I glance at my watch. It’s not even eleven in the morning. I have plenty of time, even if the jail officially ‘closes’ at five. I sling my purse into the cab, and I jog across the two dozen yards between me and the nutso stallion. “Drago,” I say. “Calm down, idiot.”
He drops to all four hooves, which is an improvement, and he snorts, pawing at the ground.
“I have a quick errand,” I say. “I have to leave for a little bit, but I’ll be back.” Yes, I’m now talking to a horse like I think he understands me. I’m not sure when I accepted it, but here we are.
He tosses his head, and he screeches.
“I know you’re worried.” Actually, I do feel like he is, and I’m not sure why. I reach my hand through the fence. “You couldn’t see me before, when I was in the house.” I tilt my head. “Did you know I was in there? Could you see me through the windows?” I squint at Tim’s house, not sure how he possibly could.
He sidles closer to the fence, leaning against my hand.
I scratch his shoulder, and he stretches his head out. Then he tosses his head at the gate and throws his nose up in the air repeatedly.
“I can’t come in to see you right now. I’m sorry, but I have to run an errand, no horses allowed.”
And he’s screaming again.
I yank my hand back, worried he might bite me.
He stomps, pawing at the ground, churning up aggressive furrows of earth, then he rears back and slams his big front hooves into the ground again. When he tosses his head, his nostrils are flared and his eyes rolling.
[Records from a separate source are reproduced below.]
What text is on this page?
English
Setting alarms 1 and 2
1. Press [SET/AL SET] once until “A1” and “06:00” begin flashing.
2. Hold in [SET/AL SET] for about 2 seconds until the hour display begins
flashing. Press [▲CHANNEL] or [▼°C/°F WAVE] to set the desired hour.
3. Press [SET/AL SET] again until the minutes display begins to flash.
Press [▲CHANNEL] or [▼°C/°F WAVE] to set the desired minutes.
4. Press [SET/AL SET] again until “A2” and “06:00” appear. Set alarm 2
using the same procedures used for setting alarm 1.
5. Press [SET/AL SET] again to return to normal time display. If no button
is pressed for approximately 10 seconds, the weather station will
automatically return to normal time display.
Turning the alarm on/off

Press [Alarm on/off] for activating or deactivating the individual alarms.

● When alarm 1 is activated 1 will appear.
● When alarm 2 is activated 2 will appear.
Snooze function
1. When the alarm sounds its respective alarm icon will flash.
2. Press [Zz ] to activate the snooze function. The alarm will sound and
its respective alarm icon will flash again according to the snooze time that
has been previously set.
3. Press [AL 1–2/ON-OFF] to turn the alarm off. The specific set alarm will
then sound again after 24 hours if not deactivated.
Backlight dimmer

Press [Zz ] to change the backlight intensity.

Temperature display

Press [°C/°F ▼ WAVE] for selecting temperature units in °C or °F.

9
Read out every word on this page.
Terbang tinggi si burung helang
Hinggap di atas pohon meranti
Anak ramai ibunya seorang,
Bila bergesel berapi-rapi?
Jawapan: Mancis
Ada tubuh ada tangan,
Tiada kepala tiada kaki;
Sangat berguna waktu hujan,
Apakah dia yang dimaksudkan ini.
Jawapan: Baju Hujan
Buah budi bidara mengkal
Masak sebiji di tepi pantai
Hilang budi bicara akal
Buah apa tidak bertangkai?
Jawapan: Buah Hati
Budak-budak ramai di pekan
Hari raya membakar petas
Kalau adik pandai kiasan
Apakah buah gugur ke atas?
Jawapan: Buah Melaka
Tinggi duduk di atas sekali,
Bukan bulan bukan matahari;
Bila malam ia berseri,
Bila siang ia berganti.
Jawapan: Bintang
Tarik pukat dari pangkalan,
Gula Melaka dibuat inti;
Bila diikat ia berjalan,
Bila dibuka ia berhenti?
I can’t help my laugh. “These tantrums aren’t very attractive on such a handsome guy.” I tentatively reach my hand through again. “And you may not have learned this yet, but in our world, horses always have to wait around for the humans to finish their stuff.” I drop my voice to a whisper. “You guys think you run things, but you don’t. And sadly, when I decided to keep you, it cost me a lot of money. Then when I went inside, today got even worse.” Any human would judge me for being melodramatic, but a horse can’t do that. I drop my forehead against the fence. “It’s actually been a very,verybad day for this human.” I can’t help my frown. “And now I have to go somewhere they only allow humans to talk to the other human I’m mad at.”
He steps toward me, head bowed, seemingly calmer. I press my hand against the flat front of his face. He sighs. It’s so cute, it actually makes me smile.
“I wish I could take you with me,” I say. “I wish you were a man, just for the afternoon. Then you could come—and I’d be happy for the backup, believe me.”